Techniquement le séquençage d’exons est relativement simple : il implique une capture par hybridation spécifique (NimbleGen, SureSelect de Agilent sont les plus employés), une purification de ces exons ou parties d’exons capturés et le séquençage haut-débit de ceux-ci… L’article de Majewski et al., disponible ici (J. Med. Genet. 2011) cerne avec brio le formidable potentiel de ces nouvelles études, avec son « qu’est ce que le séquençage d’exons peut faire pour vous ? ». Il est assez aisé de comprendre que le séquençage des régions codantes est plus accessible au niveau budget et souvent suffisant pour répondre à beaucoup de questions de cliniciens travaillant à la recherche des causalités de maladies rares. Le schéma ci-dessous, tiré de Leslie G Biesecker, Nature Genetics 42, 13–14 (2010), synthétise la procédure permettant d’aboutir rapidement à la notion de « gènes candidats » (ou plutôt de mutations causales). Les mutations témoins sont accessibles sur les bases de données mondiales dbSNP ou bien encore par l’intermédiaire du projet 1000 Génomes… dont nous avons parlé dans de précédents articles.
L’article montre à quel point l’investigation visant à la découverte des causalités d’une maladie rare, par exemple, a été totalement bouleversée. Ces technologies couplant capture d’exons et séquençage des régions codantes capturées ont d’ores et déjà montré la preuve de leur efficacité. L’article nous rappelle que le génome humain réalisé en 2001 a coûté plus de 2,7 milliards USD, qu’en 2008 un séquençage humain complet coûtait 1,5 millions de USD et qu’aujourd’hui ce même séquençage approche les 10 000 USD…
Ainsi que le montre Majewski et al. par le schéma ci-dessus plus la maladie que l’on cherche à élucider (si l’on peut s’exprimer ainsi) est la résultante d’une mutation qui a un effet fort, moins la cohorte à séquencer sera importante. En d’autres termes, pour ce qui concerne les maladies multi-factorielles (Alzheimer par exemple), le nombre d’individus dont les exons sont à séquencer sont importants… pour ce type de problématique les GWAS (Genome Wide Association Studies) par l’intermédiaire de scan de régions polymorphes anonymes sur la base de supports tels que les puces Illumina (puces permettant de scanner jusqu’à 4,3 millions de SNPs humains) restent compétitives et d’une puissance comparable. Dans le cas des maladies complexes d’autres stratégies sont développées telles qu’un premier crible sur une grande quantité de cas/témoins sur la base de puce haute densité de SNPs et un focus-séquencing des régions génomiques montrant une association potentielle avec le phénotype étudié…
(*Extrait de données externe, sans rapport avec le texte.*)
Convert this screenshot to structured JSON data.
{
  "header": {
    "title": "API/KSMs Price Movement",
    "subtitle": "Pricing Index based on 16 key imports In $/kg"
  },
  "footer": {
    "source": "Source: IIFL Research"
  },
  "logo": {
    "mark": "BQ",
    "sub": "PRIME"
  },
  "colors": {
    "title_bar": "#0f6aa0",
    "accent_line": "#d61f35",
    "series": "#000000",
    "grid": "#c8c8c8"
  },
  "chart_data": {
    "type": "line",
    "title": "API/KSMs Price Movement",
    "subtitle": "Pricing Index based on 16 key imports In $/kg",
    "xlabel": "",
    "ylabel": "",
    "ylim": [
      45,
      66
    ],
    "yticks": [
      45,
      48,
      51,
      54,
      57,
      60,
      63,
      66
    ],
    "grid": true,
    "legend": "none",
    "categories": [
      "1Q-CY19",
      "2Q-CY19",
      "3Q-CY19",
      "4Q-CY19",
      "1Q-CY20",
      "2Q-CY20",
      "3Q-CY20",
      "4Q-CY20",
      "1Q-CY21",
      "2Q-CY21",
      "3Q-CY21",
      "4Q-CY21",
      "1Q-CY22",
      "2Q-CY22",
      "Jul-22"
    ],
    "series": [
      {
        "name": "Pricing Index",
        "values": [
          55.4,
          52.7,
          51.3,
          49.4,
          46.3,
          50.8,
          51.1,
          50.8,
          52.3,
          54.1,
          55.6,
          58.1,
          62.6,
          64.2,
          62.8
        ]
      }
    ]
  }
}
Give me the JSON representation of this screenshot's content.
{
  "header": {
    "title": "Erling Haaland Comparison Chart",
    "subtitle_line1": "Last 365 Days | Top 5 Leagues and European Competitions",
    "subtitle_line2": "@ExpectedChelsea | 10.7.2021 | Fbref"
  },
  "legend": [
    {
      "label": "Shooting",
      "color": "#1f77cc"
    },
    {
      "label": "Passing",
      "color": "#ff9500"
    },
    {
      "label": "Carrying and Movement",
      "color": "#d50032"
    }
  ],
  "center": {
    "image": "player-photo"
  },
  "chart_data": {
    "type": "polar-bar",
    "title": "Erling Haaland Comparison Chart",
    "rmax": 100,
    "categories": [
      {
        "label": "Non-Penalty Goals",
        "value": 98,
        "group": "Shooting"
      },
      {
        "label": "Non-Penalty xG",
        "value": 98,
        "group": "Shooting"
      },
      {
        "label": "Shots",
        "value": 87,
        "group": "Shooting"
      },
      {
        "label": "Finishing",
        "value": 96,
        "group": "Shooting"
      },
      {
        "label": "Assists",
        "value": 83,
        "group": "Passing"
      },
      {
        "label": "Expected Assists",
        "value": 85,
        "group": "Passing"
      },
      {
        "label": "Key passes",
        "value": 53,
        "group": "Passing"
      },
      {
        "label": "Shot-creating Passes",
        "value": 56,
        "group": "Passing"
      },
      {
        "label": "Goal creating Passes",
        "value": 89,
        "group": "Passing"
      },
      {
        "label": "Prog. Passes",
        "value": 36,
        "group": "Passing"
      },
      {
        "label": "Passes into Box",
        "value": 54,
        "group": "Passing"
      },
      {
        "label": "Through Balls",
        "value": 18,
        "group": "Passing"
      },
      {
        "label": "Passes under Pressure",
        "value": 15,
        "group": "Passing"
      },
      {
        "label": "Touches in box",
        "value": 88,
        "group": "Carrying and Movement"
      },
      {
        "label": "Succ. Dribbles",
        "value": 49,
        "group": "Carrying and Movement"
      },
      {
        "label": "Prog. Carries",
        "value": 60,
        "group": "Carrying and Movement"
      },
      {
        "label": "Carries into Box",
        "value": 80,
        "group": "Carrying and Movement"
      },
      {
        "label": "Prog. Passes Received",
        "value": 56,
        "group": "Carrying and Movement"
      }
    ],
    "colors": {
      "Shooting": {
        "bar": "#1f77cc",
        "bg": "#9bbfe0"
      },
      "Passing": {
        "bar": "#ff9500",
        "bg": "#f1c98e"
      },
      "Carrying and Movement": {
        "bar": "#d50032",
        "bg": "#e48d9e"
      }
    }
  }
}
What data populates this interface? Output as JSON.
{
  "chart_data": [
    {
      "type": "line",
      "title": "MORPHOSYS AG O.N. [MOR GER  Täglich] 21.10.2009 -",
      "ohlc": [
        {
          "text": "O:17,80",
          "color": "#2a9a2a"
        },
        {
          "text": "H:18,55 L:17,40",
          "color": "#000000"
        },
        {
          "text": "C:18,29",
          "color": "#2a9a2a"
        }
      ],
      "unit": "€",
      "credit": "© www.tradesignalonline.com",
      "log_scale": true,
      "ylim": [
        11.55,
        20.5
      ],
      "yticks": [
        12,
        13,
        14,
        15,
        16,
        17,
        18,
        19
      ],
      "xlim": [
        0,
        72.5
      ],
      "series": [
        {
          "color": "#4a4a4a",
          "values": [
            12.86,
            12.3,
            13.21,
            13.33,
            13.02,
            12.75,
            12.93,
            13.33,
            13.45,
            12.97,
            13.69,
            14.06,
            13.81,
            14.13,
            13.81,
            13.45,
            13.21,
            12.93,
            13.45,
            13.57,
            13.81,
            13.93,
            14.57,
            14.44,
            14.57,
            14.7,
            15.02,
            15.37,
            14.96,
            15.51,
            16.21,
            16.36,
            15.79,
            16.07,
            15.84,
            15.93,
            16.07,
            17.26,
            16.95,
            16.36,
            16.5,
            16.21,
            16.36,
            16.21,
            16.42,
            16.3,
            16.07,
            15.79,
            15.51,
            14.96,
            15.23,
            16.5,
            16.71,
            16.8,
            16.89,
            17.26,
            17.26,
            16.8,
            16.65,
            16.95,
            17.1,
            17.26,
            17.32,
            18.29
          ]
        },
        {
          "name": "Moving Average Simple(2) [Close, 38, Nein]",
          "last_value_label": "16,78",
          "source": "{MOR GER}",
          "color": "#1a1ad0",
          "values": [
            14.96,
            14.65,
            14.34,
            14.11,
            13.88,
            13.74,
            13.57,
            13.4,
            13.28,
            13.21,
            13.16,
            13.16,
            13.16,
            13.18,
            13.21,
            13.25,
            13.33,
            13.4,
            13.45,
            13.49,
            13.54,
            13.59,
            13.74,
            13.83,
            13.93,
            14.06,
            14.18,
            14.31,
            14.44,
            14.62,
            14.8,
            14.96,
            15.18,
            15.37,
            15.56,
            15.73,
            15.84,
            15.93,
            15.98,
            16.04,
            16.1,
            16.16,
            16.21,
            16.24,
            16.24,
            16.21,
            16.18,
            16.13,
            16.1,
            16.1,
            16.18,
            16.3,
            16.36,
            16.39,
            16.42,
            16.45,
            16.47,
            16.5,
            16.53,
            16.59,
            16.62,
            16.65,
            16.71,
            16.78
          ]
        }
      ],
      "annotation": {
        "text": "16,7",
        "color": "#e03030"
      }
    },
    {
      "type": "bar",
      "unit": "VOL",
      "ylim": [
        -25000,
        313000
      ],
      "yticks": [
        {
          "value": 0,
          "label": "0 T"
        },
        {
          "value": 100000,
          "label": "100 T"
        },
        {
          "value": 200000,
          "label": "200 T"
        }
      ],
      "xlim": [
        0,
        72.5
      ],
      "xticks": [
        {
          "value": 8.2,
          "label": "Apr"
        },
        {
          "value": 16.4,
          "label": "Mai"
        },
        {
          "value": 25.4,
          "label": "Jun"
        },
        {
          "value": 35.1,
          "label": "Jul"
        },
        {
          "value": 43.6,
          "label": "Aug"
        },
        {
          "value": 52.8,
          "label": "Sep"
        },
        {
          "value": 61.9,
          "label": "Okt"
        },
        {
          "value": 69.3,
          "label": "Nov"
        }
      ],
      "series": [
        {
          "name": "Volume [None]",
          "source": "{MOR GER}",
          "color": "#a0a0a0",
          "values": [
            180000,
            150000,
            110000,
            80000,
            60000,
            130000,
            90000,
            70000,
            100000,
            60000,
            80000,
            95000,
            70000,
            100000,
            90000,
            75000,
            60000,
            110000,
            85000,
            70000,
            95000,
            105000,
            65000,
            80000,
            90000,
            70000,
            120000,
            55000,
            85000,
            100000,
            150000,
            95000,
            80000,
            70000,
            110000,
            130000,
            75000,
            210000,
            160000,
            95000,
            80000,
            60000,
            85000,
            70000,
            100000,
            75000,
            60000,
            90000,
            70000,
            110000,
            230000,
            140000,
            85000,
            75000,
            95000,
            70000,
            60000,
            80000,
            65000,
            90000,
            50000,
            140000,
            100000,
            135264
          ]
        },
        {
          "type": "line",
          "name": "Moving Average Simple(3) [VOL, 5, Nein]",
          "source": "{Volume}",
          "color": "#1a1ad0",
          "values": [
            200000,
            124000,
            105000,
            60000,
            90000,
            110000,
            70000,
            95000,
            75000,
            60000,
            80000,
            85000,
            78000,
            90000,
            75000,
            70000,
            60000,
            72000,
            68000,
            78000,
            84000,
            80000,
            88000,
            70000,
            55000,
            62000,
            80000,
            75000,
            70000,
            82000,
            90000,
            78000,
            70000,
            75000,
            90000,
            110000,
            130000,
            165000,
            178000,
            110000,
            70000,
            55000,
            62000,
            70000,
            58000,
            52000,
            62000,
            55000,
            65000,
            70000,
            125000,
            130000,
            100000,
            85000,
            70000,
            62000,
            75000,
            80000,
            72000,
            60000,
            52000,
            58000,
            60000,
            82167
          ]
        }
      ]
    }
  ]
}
Le séquençage haut-débit devenant de plus en plus accessible financièrement et par les méthodologies (pipeline d’analyses) de plus en plus disponibles permet d’envisager de nouvelles approches dans la découverte de cibles thérapeutiques potentielles. Ceci étant, l’accessibilité à des quantités de génomes de plus en plus disponibles (sans réel contrôle des organismes d’état) n’est pas sans soulever des problèmes d’éthique profonds et quelque peu négligé dans le débat scientifique actuel.